Many C-type lectins show selectivity toward mannose residues and this mannose binding is utilized for microbe sensing. One of the most studied examples is mannose-binding protein, MBP, which is known to activate the complement lectin pathway. Why does mannose recognition play this role in detecting non-self when mannose residues occur frequently in mammalian N-glycans, e.g., high-mannose glycan. The likely explanation is in the higher spatial density of mannose residues on bacteria relative to that of mammalian glycans. The C-type lectin domain has a Ca2+ ion coordinated with the OH3 and OH4 of the mannose. The affinity of 1:1 binding is weak with a dissociation constant of roughly 1 mM, however, the presentation of trimeric binding sites in MBP domains could interact with the multiple terminal mannose residues presented on microbes. The spacing between the mannose binding sites is around 50 Å, and is eminently suitable for binding packed terminal mannose residues with high affinity, but not single endogenous high mannose glycans. Langerin is also a C-type lectin with a coiled-coil region and a neck region in a trimeric structure, and has a distance of roughly 40 Å between binding sites. A trimeric oligosaccharide ligand with appropriate linker length for the 40 Å distance between each binding site has been reported for Langerin, with 1,000-fold higher affinity over the monomeric ligand.
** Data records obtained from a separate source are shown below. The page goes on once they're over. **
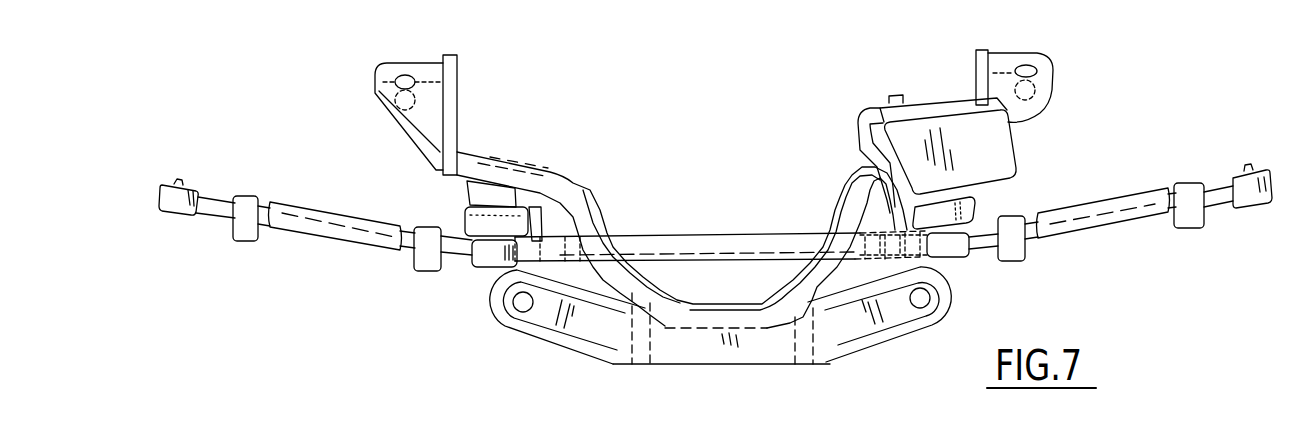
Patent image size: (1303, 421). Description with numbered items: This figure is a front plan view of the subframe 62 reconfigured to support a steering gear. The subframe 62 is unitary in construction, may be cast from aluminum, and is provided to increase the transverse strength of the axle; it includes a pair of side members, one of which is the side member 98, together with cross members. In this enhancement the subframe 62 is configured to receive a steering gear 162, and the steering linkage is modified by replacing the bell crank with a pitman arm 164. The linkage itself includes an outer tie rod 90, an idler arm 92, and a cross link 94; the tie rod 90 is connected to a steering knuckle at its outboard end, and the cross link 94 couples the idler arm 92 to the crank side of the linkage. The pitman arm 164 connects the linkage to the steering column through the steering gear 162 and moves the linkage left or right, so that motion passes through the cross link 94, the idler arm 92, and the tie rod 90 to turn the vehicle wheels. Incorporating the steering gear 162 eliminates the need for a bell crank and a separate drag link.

The subframe 62 is at (746, 380).
The outer tie rod 90 is at (1100, 218).
The idler arm 92 is at (466, 213).
The cross link 94 is at (723, 243).
The side member 98 is at (350, 237).
The steering gear 162 is at (993, 150).
The pitman arm 164 is at (975, 205).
As for Dectin-2, the binding site accommodates internally positioned Manα1-2Man of mannans and other polysaccharides, whereas other C-type lectins like DC-SIGN and langerin bind only terminal Manα1-2Man structures. Recognition of internal mannose residue is advantageous in that multiple binding sites are presented toward lectin receptor. Dectin-2 is thus suitable for binding to longer mannan polysaccharides.